Think tank involves students in study of school violence

By Viccii Howell
News Staff Writer
The Birmingham News,
December 2, 1998

Parents and school officials wanting to know the best way to reduce school violence might want the advice of the people directly involved: their children and students.

That's the approach a group of adults took this year in an electronic brainstorming session with 16 students from Jefferson County International Baccalaureate School, Shades Valley High School, and Hueytown High School.

"When you talk about school violence, everybody's talking to school officials, law enforcement and psychologists about how to prevent school violence.  Nobody is asking the kids who live with this on a day-to-day basis, " said Rod Peeks, a parent who worked with the teenagers.

Peeks said some of the students' responses about what causes school violence included one most adults don't think about:  lack of respect from teachers.

Students in the think tank remarked that teachers make fun of students as much as other students do, and give preferential treatment based on looks, intelligence and athleticism.  Students don't confide in school counselors because doing that is the same as telling their private problems to the whole school, Peeks said of students' comments.

Adults working in abusive environments can leave, Peeks said.  Children don't have that option in school.

"A student has no choice.  He's got to go back to that environment every day.  If he doesn't have support at home or at church, then they're watching television.  And television says the way to solve your problems is to shoot somebody, " Peeks said.  "It's easy to see how frustration and lack of respect can turn to violence against a weaker student or teacher."

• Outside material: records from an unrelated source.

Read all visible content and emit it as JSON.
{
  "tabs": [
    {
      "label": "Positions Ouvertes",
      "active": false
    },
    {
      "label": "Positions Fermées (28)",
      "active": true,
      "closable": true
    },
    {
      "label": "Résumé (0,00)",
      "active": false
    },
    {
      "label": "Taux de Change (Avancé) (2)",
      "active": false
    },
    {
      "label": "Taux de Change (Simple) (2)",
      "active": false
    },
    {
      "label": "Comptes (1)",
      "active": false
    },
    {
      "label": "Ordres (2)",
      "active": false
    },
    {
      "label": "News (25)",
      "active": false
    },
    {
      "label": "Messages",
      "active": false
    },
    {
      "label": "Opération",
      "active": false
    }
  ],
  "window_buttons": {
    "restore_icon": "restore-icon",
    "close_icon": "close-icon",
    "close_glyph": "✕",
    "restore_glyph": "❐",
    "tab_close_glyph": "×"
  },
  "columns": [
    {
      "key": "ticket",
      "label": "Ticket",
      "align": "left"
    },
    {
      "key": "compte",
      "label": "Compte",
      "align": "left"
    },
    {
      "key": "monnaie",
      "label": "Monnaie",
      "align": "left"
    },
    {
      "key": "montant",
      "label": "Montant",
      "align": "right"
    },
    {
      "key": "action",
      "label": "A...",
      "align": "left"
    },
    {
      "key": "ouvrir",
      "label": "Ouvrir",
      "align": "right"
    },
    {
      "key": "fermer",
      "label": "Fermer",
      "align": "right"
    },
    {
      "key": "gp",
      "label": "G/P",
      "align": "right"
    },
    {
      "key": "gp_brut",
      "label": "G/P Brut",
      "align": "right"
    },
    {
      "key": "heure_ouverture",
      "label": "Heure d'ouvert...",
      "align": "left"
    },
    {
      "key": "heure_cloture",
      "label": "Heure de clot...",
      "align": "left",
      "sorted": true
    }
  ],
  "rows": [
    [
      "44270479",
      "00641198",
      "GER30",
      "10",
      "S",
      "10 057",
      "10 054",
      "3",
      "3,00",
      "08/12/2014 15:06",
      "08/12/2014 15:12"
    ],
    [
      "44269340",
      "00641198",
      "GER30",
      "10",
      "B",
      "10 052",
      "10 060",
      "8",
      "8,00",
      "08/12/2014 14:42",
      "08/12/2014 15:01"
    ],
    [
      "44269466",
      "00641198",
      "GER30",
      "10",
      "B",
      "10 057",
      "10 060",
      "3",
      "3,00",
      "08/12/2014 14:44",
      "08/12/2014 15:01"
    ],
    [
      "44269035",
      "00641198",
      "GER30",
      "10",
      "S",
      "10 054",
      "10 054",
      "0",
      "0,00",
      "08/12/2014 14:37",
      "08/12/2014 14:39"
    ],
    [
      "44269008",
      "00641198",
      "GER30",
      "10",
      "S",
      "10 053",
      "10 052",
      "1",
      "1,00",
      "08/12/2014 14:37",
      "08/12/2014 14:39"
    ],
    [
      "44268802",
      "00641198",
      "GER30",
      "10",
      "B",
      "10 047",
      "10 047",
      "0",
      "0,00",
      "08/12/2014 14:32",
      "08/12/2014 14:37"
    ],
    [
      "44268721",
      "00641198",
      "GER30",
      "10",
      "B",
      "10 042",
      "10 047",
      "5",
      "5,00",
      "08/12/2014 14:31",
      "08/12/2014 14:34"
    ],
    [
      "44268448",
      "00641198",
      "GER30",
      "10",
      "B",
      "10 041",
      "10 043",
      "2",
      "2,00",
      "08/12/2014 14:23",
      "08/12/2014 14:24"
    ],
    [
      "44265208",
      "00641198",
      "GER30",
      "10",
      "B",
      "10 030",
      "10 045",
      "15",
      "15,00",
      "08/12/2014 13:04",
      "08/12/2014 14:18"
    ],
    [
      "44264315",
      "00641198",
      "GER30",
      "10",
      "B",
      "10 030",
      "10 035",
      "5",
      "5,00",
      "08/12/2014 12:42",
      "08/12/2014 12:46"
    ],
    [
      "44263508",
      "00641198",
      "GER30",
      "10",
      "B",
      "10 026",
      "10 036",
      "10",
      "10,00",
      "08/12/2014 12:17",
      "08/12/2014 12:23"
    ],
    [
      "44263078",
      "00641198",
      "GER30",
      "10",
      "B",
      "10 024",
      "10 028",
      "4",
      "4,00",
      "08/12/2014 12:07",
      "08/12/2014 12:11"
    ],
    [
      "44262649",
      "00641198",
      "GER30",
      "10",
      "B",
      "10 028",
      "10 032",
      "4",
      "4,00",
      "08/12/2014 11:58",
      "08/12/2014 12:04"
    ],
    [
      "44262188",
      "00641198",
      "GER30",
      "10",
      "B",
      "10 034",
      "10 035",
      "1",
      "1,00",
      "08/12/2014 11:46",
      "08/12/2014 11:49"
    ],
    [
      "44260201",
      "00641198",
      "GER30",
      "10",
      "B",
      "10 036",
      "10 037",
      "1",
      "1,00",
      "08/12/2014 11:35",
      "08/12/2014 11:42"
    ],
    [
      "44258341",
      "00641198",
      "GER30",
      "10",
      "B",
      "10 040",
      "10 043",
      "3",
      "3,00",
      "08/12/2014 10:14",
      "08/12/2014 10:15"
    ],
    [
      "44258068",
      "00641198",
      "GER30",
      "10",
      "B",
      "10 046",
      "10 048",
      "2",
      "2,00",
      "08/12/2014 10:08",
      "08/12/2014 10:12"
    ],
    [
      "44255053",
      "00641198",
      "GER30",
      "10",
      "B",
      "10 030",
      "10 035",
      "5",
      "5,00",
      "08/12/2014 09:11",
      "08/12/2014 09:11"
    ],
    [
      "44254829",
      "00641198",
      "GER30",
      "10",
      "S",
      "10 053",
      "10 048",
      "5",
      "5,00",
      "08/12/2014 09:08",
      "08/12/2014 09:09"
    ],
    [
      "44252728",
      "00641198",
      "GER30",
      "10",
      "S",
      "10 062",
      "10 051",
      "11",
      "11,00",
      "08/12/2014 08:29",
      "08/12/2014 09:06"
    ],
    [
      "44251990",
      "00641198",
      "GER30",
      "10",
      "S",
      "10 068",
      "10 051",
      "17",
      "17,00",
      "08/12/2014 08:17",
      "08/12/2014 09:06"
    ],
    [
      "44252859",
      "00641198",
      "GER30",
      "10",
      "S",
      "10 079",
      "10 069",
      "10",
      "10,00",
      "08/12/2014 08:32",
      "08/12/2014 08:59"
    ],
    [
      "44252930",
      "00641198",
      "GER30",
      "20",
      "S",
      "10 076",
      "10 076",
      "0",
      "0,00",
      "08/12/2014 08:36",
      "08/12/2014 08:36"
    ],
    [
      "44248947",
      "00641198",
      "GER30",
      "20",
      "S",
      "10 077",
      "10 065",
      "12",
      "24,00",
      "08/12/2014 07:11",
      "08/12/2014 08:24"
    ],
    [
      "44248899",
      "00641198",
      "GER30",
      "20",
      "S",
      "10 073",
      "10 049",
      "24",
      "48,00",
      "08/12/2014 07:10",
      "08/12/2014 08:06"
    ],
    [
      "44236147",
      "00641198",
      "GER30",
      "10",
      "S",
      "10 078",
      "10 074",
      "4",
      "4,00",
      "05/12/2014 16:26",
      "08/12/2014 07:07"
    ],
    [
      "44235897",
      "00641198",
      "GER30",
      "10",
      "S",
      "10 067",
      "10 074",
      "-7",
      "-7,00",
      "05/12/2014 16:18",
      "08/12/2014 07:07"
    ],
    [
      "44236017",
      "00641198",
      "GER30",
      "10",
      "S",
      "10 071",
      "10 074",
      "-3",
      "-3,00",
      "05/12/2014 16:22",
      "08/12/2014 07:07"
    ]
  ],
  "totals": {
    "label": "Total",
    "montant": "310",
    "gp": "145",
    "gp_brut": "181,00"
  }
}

Brice Marsh, a computer scientist who facilitated the electronic think tank, and Peeks compiled 800 of the students' best ideas in a book presented to Governor Fob James.  The governor will meet the students at 3:30 Friday in his Montgomery office.

Their ideas to prevent school violence included areas involving discipline, moral values, student self-control and attitudes, school officials and parents, and law enforcement.

In the area of discipline, students said that neither violence, sexual abuse nor racism can be tolerated from students.  Punishment should be swift, firm but fair and directed to the offender rather than the student body at large.

In moral values, students said parents have the primary responsibility to teach children what's right and wrong, but schools can also teach values in a non-religious way.  Students as well as adults must respect and be courteous to each other.

The students said teachers who disrespect students and fail to be positive moral role models should be sanctioned or removed from the schools.  They also said all school faculty and staff should have a background check for a history of sexual abuse, violence and racism.

"Eliminate problem teachers and administrators.  Nobody should be beyond scrutiny," one student wrote.